In 1890 Hobbs married Hurst’s daughter Edith. They lived in East Perth and the first of their seven children was born the next year. By 1898 Hobbs had built The Bungalow (now demolished), a magnificent home in Peppermint Grove, and the family moved there. He subsequently designed many of the beautiful, stately homes for which the heritage suburb is renowned. Included among many other significant buildings designed in this period are Fremantle’s Scots Church (1890), the Weld Club (1891), Claremont’s Christchurch (1892), Moir’s Chambers (1897), the Windsor Hotel in South Perth (1898), the Empire Buildings (1902) and Swanleigh (1904).

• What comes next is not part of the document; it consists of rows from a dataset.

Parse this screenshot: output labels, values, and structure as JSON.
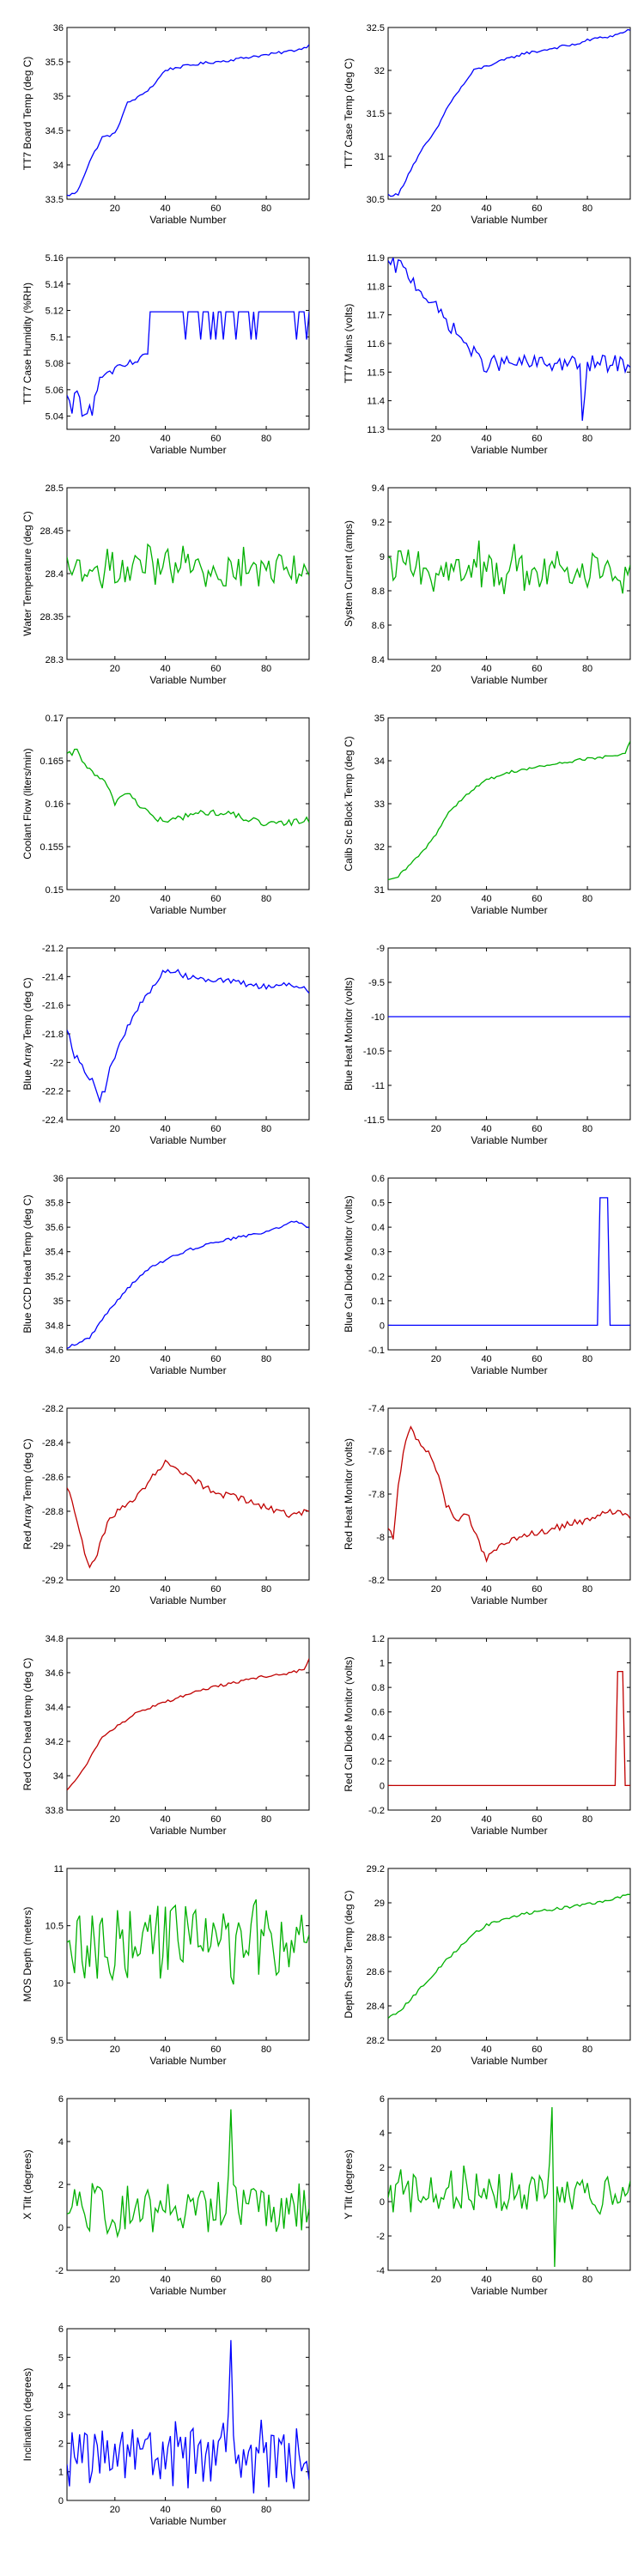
{
  "figure": {
    "type": "grid-of-line-plots"
  },
  "chart_data": [
    {
      "type": "line",
      "color": "#0000ff",
      "ylabel": "TT7 Board Temp (deg C)",
      "xlabel": "Variable Number",
      "xlim": [
        1,
        97
      ],
      "ylim": [
        33.5,
        36
      ],
      "xticks": [
        20,
        40,
        60,
        80
      ],
      "yticks": [
        "33.5",
        "34",
        "34.5",
        "35",
        "35.5",
        "36"
      ],
      "pattern": "rise",
      "x": [
        1,
        5,
        10,
        15,
        20,
        25,
        30,
        35,
        40,
        45,
        50,
        55,
        60,
        65,
        70,
        75,
        80,
        85,
        90,
        95,
        97
      ],
      "y": [
        33.55,
        33.6,
        34.05,
        34.4,
        34.45,
        34.9,
        35.0,
        35.15,
        35.38,
        35.42,
        35.45,
        35.48,
        35.5,
        35.52,
        35.55,
        35.58,
        35.6,
        35.63,
        35.66,
        35.7,
        35.75
      ]
    },
    {
      "type": "line",
      "color": "#0000ff",
      "ylabel": "TT7 Case Temp (deg C)",
      "xlabel": "Variable Number",
      "xlim": [
        1,
        97
      ],
      "ylim": [
        30.5,
        32.5
      ],
      "xticks": [
        20,
        40,
        60,
        80
      ],
      "yticks": [
        "30.5",
        "31",
        "31.5",
        "32",
        "32.5"
      ],
      "pattern": "rise",
      "x": [
        1,
        5,
        10,
        15,
        20,
        25,
        30,
        35,
        40,
        45,
        50,
        55,
        60,
        65,
        70,
        75,
        80,
        85,
        90,
        95,
        97
      ],
      "y": [
        30.55,
        30.55,
        30.85,
        31.1,
        31.3,
        31.6,
        31.8,
        32.0,
        32.05,
        32.1,
        32.15,
        32.2,
        32.22,
        32.25,
        32.28,
        32.3,
        32.35,
        32.38,
        32.4,
        32.45,
        32.48
      ]
    },
    {
      "type": "line",
      "color": "#0000ff",
      "ylabel": "TT7 Case Humidity (%RH)",
      "xlabel": "Variable Number",
      "xlim": [
        1,
        97
      ],
      "ylim": [
        5.03,
        5.16
      ],
      "xticks": [
        20,
        40,
        60,
        80
      ],
      "yticks": [
        "5.04",
        "5.06",
        "5.08",
        "5.1",
        "5.12",
        "5.14",
        "5.16"
      ],
      "pattern": "humidity"
    },
    {
      "type": "line",
      "color": "#0000ff",
      "ylabel": "TT7 Mains  (volts)",
      "xlabel": "Variable Number",
      "xlim": [
        1,
        97
      ],
      "ylim": [
        11.3,
        11.9
      ],
      "xticks": [
        20,
        40,
        60,
        80
      ],
      "yticks": [
        "11.3",
        "11.4",
        "11.5",
        "11.6",
        "11.7",
        "11.8",
        "11.9"
      ],
      "pattern": "mains"
    },
    {
      "type": "line",
      "color": "#00b000",
      "ylabel": "Water Temperature (deg C)",
      "xlabel": "Variable Number",
      "xlim": [
        1,
        97
      ],
      "ylim": [
        28.3,
        28.5
      ],
      "xticks": [
        20,
        40,
        60,
        80
      ],
      "yticks": [
        "28.3",
        "28.35",
        "28.4",
        "28.45",
        "28.5"
      ],
      "pattern": "noise",
      "base": 28.405,
      "amp": 0.022
    },
    {
      "type": "line",
      "color": "#00b000",
      "ylabel": "System Current (amps)",
      "xlabel": "Variable Number",
      "xlim": [
        1,
        97
      ],
      "ylim": [
        8.4,
        9.4
      ],
      "xticks": [
        20,
        40,
        60,
        80
      ],
      "yticks": [
        "8.4",
        "8.6",
        "8.8",
        "9",
        "9.2",
        "9.4"
      ],
      "pattern": "noise",
      "base": 8.93,
      "amp": 0.12
    },
    {
      "type": "line",
      "color": "#00b000",
      "ylabel": "Coolant Flow (liters/min)",
      "xlabel": "Variable Number",
      "xlim": [
        1,
        97
      ],
      "ylim": [
        0.15,
        0.17
      ],
      "xticks": [
        20,
        40,
        60,
        80
      ],
      "yticks": [
        "0.15",
        "0.155",
        "0.16",
        "0.165",
        "0.17"
      ],
      "pattern": "decay",
      "x": [
        1,
        5,
        10,
        15,
        20,
        25,
        30,
        35,
        40,
        50,
        60,
        70,
        80,
        90,
        97
      ],
      "y": [
        0.1655,
        0.1662,
        0.1638,
        0.1628,
        0.1602,
        0.1614,
        0.1598,
        0.1585,
        0.1578,
        0.1588,
        0.159,
        0.1585,
        0.1575,
        0.1578,
        0.1582
      ]
    },
    {
      "type": "line",
      "color": "#00b000",
      "ylabel": "Calib Src Block Temp (deg C)",
      "xlabel": "Variable Number",
      "xlim": [
        1,
        97
      ],
      "ylim": [
        31,
        35
      ],
      "xticks": [
        20,
        40,
        60,
        80
      ],
      "yticks": [
        "31",
        "32",
        "33",
        "34",
        "35"
      ],
      "pattern": "rise",
      "x": [
        1,
        5,
        10,
        15,
        20,
        25,
        30,
        35,
        40,
        45,
        50,
        60,
        70,
        80,
        90,
        95,
        97
      ],
      "y": [
        31.2,
        31.3,
        31.6,
        31.9,
        32.3,
        32.8,
        33.1,
        33.35,
        33.55,
        33.65,
        33.75,
        33.85,
        33.95,
        34.05,
        34.1,
        34.2,
        34.45
      ]
    },
    {
      "type": "line",
      "color": "#0000ff",
      "ylabel": "Blue Array Temp (deg C)",
      "xlabel": "Variable Number",
      "xlim": [
        1,
        97
      ],
      "ylim": [
        -22.4,
        -21.2
      ],
      "xticks": [
        20,
        40,
        60,
        80
      ],
      "yticks": [
        "-22.4",
        "-22.2",
        "-22",
        "-21.8",
        "-21.6",
        "-21.4",
        "-21.2"
      ],
      "pattern": "dipRise",
      "x": [
        1,
        4,
        8,
        12,
        14,
        16,
        18,
        20,
        24,
        28,
        32,
        36,
        40,
        50,
        60,
        70,
        80,
        90,
        97
      ],
      "y": [
        -21.75,
        -21.95,
        -22.05,
        -22.15,
        -22.25,
        -22.2,
        -22.05,
        -21.95,
        -21.8,
        -21.65,
        -21.55,
        -21.45,
        -21.35,
        -21.4,
        -21.42,
        -21.45,
        -21.47,
        -21.45,
        -21.5
      ]
    },
    {
      "type": "line",
      "color": "#0000ff",
      "ylabel": "Blue Heat Monitor (volts)",
      "xlabel": "Variable Number",
      "xlim": [
        1,
        97
      ],
      "ylim": [
        -11.5,
        -9
      ],
      "xticks": [
        20,
        40,
        60,
        80
      ],
      "yticks": [
        "-11.5",
        "-11",
        "-10.5",
        "-10",
        "-9.5",
        "-9"
      ],
      "pattern": "flat",
      "x": [
        1,
        97
      ],
      "y": [
        -10,
        -10
      ]
    },
    {
      "type": "line",
      "color": "#0000ff",
      "ylabel": "Blue CCD Head Temp (deg C)",
      "xlabel": "Variable Number",
      "xlim": [
        1,
        97
      ],
      "ylim": [
        34.6,
        36
      ],
      "xticks": [
        20,
        40,
        60,
        80
      ],
      "yticks": [
        "34.6",
        "34.8",
        "35",
        "35.2",
        "35.4",
        "35.6",
        "35.8",
        "36"
      ],
      "pattern": "rise",
      "x": [
        1,
        5,
        10,
        15,
        20,
        25,
        30,
        35,
        40,
        45,
        50,
        55,
        60,
        65,
        70,
        75,
        80,
        85,
        90,
        95,
        97
      ],
      "y": [
        34.62,
        34.65,
        34.7,
        34.85,
        34.98,
        35.1,
        35.2,
        35.28,
        35.33,
        35.38,
        35.42,
        35.45,
        35.48,
        35.5,
        35.52,
        35.54,
        35.56,
        35.6,
        35.65,
        35.62,
        35.6
      ]
    },
    {
      "type": "line",
      "color": "#0000ff",
      "ylabel": "Blue Cal Diode Monitor (volts)",
      "xlabel": "Variable Number",
      "xlim": [
        1,
        97
      ],
      "ylim": [
        -0.1,
        0.6
      ],
      "xticks": [
        20,
        40,
        60,
        80
      ],
      "yticks": [
        "-0.1",
        "0",
        "0.1",
        "0.2",
        "0.3",
        "0.4",
        "0.5",
        "0.6"
      ],
      "pattern": "pulse",
      "x": [
        1,
        84,
        85,
        88,
        89,
        97
      ],
      "y": [
        0,
        0,
        0.52,
        0.52,
        0,
        0
      ]
    },
    {
      "type": "line",
      "color": "#c00000",
      "ylabel": "Red Array Temp (deg C)",
      "xlabel": "Variable Number",
      "xlim": [
        1,
        97
      ],
      "ylim": [
        -29.2,
        -28.2
      ],
      "xticks": [
        20,
        40,
        60,
        80
      ],
      "yticks": [
        "-29.2",
        "-29",
        "-28.8",
        "-28.6",
        "-28.4",
        "-28.2"
      ],
      "pattern": "dipRise",
      "x": [
        1,
        4,
        8,
        10,
        12,
        14,
        18,
        22,
        26,
        30,
        35,
        40,
        45,
        50,
        60,
        70,
        80,
        90,
        97
      ],
      "y": [
        -28.65,
        -28.8,
        -29.05,
        -29.12,
        -29.1,
        -28.98,
        -28.85,
        -28.78,
        -28.75,
        -28.68,
        -28.6,
        -28.52,
        -28.55,
        -28.6,
        -28.7,
        -28.72,
        -28.78,
        -28.82,
        -28.8
      ]
    },
    {
      "type": "line",
      "color": "#c00000",
      "ylabel": "Red Heat Monitor (volts)",
      "xlabel": "Variable Number",
      "xlim": [
        1,
        97
      ],
      "ylim": [
        -8.2,
        -7.4
      ],
      "xticks": [
        20,
        40,
        60,
        80
      ],
      "yticks": [
        "-8.2",
        "-8",
        "-7.8",
        "-7.6",
        "-7.4"
      ],
      "pattern": "redheat",
      "x": [
        1,
        3,
        5,
        8,
        10,
        14,
        18,
        20,
        24,
        28,
        32,
        36,
        40,
        45,
        50,
        60,
        70,
        80,
        90,
        97
      ],
      "y": [
        -7.95,
        -8.0,
        -7.75,
        -7.55,
        -7.5,
        -7.58,
        -7.62,
        -7.68,
        -7.85,
        -7.92,
        -7.88,
        -8.0,
        -8.1,
        -8.05,
        -8.02,
        -7.98,
        -7.95,
        -7.92,
        -7.88,
        -7.9
      ]
    },
    {
      "type": "line",
      "color": "#c00000",
      "ylabel": "Red CCD head temp (deg C)",
      "xlabel": "Variable Number",
      "xlim": [
        1,
        97
      ],
      "ylim": [
        33.8,
        34.8
      ],
      "xticks": [
        20,
        40,
        60,
        80
      ],
      "yticks": [
        "33.8",
        "34",
        "34.2",
        "34.4",
        "34.6",
        "34.8"
      ],
      "pattern": "rise",
      "x": [
        1,
        5,
        10,
        15,
        20,
        25,
        30,
        35,
        40,
        50,
        60,
        70,
        80,
        90,
        95,
        97
      ],
      "y": [
        33.92,
        33.98,
        34.1,
        34.22,
        34.28,
        34.33,
        34.38,
        34.4,
        34.43,
        34.48,
        34.52,
        34.55,
        34.58,
        34.6,
        34.62,
        34.68
      ]
    },
    {
      "type": "line",
      "color": "#c00000",
      "ylabel": "Red Cal Diode Monitor (volts)",
      "xlabel": "Variable Number",
      "xlim": [
        1,
        97
      ],
      "ylim": [
        -0.2,
        1.2
      ],
      "xticks": [
        20,
        40,
        60,
        80
      ],
      "yticks": [
        "-0.2",
        "0",
        "0.2",
        "0.4",
        "0.6",
        "0.8",
        "1",
        "1.2"
      ],
      "pattern": "pulse",
      "x": [
        1,
        91,
        92,
        94,
        95,
        97
      ],
      "y": [
        0,
        0,
        0.93,
        0.93,
        0,
        0
      ]
    },
    {
      "type": "line",
      "color": "#00b000",
      "ylabel": "MOS Depth  (meters)",
      "xlabel": "Variable Number",
      "xlim": [
        1,
        97
      ],
      "ylim": [
        9.5,
        11
      ],
      "xticks": [
        20,
        40,
        60,
        80
      ],
      "yticks": [
        "9.5",
        "10",
        "10.5",
        "11"
      ],
      "pattern": "noise",
      "base": 10.35,
      "amp": 0.28
    },
    {
      "type": "line",
      "color": "#00b000",
      "ylabel": "Depth Sensor Temp (deg C)",
      "xlabel": "Variable Number",
      "xlim": [
        1,
        97
      ],
      "ylim": [
        28.2,
        29.2
      ],
      "xticks": [
        20,
        40,
        60,
        80
      ],
      "yticks": [
        "28.2",
        "28.4",
        "28.6",
        "28.8",
        "29",
        "29.2"
      ],
      "pattern": "rise",
      "x": [
        1,
        5,
        10,
        15,
        20,
        25,
        30,
        35,
        40,
        50,
        60,
        70,
        80,
        90,
        97
      ],
      "y": [
        28.33,
        28.36,
        28.44,
        28.52,
        28.6,
        28.68,
        28.75,
        28.82,
        28.87,
        28.92,
        28.95,
        28.97,
        28.99,
        29.02,
        29.05
      ]
    },
    {
      "type": "line",
      "color": "#00b000",
      "ylabel": "X Tilt  (degrees)",
      "xlabel": "Variable Number",
      "xlim": [
        1,
        97
      ],
      "ylim": [
        -2,
        6
      ],
      "xticks": [
        20,
        40,
        60,
        80
      ],
      "yticks": [
        "-2",
        "0",
        "2",
        "4",
        "6"
      ],
      "pattern": "noise",
      "base": 0.8,
      "amp": 1.1,
      "spike": [
        66,
        5.5
      ]
    },
    {
      "type": "line",
      "color": "#00b000",
      "ylabel": "Y Tilt  (degrees)",
      "xlabel": "Variable Number",
      "xlim": [
        1,
        97
      ],
      "ylim": [
        -4,
        6
      ],
      "xticks": [
        20,
        40,
        60,
        80
      ],
      "yticks": [
        "-4",
        "-2",
        "0",
        "2",
        "4",
        "6"
      ],
      "pattern": "noise",
      "base": 0.5,
      "amp": 1.2,
      "spike": [
        66,
        5.5
      ],
      "dip": [
        66,
        -3.8
      ]
    },
    {
      "type": "line",
      "color": "#0000ff",
      "ylabel": "Inclination  (degrees)",
      "xlabel": "Variable Number",
      "xlim": [
        1,
        97
      ],
      "ylim": [
        0,
        6
      ],
      "xticks": [
        20,
        40,
        60,
        80
      ],
      "yticks": [
        "0",
        "1",
        "2",
        "3",
        "4",
        "5",
        "6"
      ],
      "pattern": "noise",
      "base": 1.6,
      "amp": 1.0,
      "spike": [
        66,
        5.6
      ],
      "floor": 0.1
    }
  ]
}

In 1904 he formed a partnership with E H Dean Smith and W J Waldie Forbes in Hobbs, Smith & Forbes, of which he was senior partner.
His dual careers having kept pace, at the outbreak of World War One Hobbs was given command of the 1st Division Artillery. He was at the Gallipoli landing on 25 April 1915 and served through to November when he was evacuated off with dysentery. He then served with distinction on the Western Front where he commanded a division, according to Sir Cyril Brudenell White, “with great distinction, made fewer mistakes than most, and earned the undying affection of 20,000 men” and Sir John Monash praised his “sound common sense, and his sane attitude towards every problem”.
Hobbs returned to Western Australia in October 1919 at the rank of Lieutenant General and a Knight Commander to both the Order of the Bath and of St Michael and St George. He resumed his practice and went on to design more of Perth’s significant buildings including the set comprised of WA Trustees (1925), Royal Insurance (1929) and Newspaper House (1932) at the top end of the Terrace.
World War One left Hobbs with a new commitment to acknowledge the contribution and sacrifice of the Australian soldiers during the Great War in the form of memorials and monuments, and in 1929 he was chosen to design Western Australia’s State War Memorial atop Mount Eliza.
It was he who convinced Prime Minister Billy Hughes to build an Australian memorial at Villers Bretonneux and in 1938 he, Edith, and their daughter Nancy were on their way to France to see it opened when he suffered a fatal heart attack on 21 April. His body was brought back to Perth and he was buried at Karrakatta Cemetery with full State and military honours.
In 1940 a life-sized bronze bust of Talbot Hobbs, possibly Western Australia’s greatest architect, was erected on the Esplanade. This was relocated to the Supreme Court Gardens on Barrack Street with the redevelopment of Elizabeth Quay.